A reasonable body of evidence addresses the first question and was summarised in a recent Cochrane review. With regards to efficacy, patients induced with ATG as compared to IL2-RAs showed less episodes of biopsy-proven rejection at one year but no benefit to rates of graft loss or clinically diagnosed or steroid-resistant rejection. Concerning safety, the review found significant reductions in CMV disease and malignancy when IL2-RAs were used over LDAs. The authors derived a number needed to treat of 16 to avoid one case of CMV disease and of 58 to prevent one case of cancer.
The evidence base for question 2 has been accumulating since at least 1998 when a meta-analysis showed that LDA induction mediated reduction in graft loss (compared to placebo) was greater in patients with high panel-reactive antibody. Since then, two recent high-quality randomised controlled trials (Brennan et al. and Noel et al.) have been performed specifically in high risk recipients. The trials addressed diverse patient populations and used different IL2-RAs and maintenance regimes but produced similar findings of significant reductions in rejection rates at one year without differences in graft or patient survival (although Brennan et al. used a composite end point).

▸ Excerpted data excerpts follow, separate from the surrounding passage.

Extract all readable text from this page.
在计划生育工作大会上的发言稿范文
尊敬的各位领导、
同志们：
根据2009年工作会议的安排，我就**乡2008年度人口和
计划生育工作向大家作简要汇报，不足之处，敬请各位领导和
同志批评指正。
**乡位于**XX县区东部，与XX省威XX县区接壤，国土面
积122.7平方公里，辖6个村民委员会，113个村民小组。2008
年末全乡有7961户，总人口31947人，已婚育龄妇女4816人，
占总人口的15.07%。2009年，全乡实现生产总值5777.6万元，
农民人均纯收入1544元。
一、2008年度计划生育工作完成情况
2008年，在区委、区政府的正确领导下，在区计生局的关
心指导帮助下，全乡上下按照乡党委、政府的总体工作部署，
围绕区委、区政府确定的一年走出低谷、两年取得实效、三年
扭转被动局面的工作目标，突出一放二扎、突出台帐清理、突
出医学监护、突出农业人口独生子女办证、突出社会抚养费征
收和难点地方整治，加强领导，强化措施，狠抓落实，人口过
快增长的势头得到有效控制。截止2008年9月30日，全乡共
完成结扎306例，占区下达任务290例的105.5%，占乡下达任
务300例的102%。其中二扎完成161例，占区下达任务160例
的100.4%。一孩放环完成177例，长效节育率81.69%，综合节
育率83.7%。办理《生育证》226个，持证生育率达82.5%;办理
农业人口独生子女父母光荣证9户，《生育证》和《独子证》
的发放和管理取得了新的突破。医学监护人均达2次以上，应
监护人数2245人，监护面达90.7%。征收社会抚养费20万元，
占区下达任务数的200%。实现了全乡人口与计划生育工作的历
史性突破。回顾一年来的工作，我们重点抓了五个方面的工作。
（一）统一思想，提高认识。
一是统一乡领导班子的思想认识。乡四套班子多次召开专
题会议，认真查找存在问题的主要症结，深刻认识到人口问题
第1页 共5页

So, the recommendations about the use of ATG in high-risk patients are based on decreased rates of rejection. However, decreased rejection has not translated into increased graft survival in a number of studies looking at ATG vs IL2-RAs (summarised in this editorial).
Having looked through the evidence I feel that almost 45% ATG induction is too high, and the UK’s avoidance of ATG probably unwise too. I think the next challenge would be to produce an evidence based decision algorithm for assigning patients into high and low risk groups. Anybody else have any thoughts?
Tom Oates, MD
If you are going to use abbreviations, please identify them up front. I'm a 1st year fellow and not yet familiar with ATG or ALG. ATG --> thymoglobulin. Where does campath fit in?
ReplyDeleteAbbreviations have been identified. Thanks for the comments.
ReplyDeleteApologies for the abbreviations. I left out campath deliberately because I wanted to make the specific point about ATG & IL2-RAs. Some centres favour Campath over ATG etc in high risk recipients now although the evidence base for this is pretty scant and based on low power trials. Indeed, KDIGO concluded that available (poor) evidence 'fails to clearly demonstrate that the benefit outweights the harm' of campath induction. Some units are also using it as induction in a regime where subsequent maintenance is single agent Tacrolimus.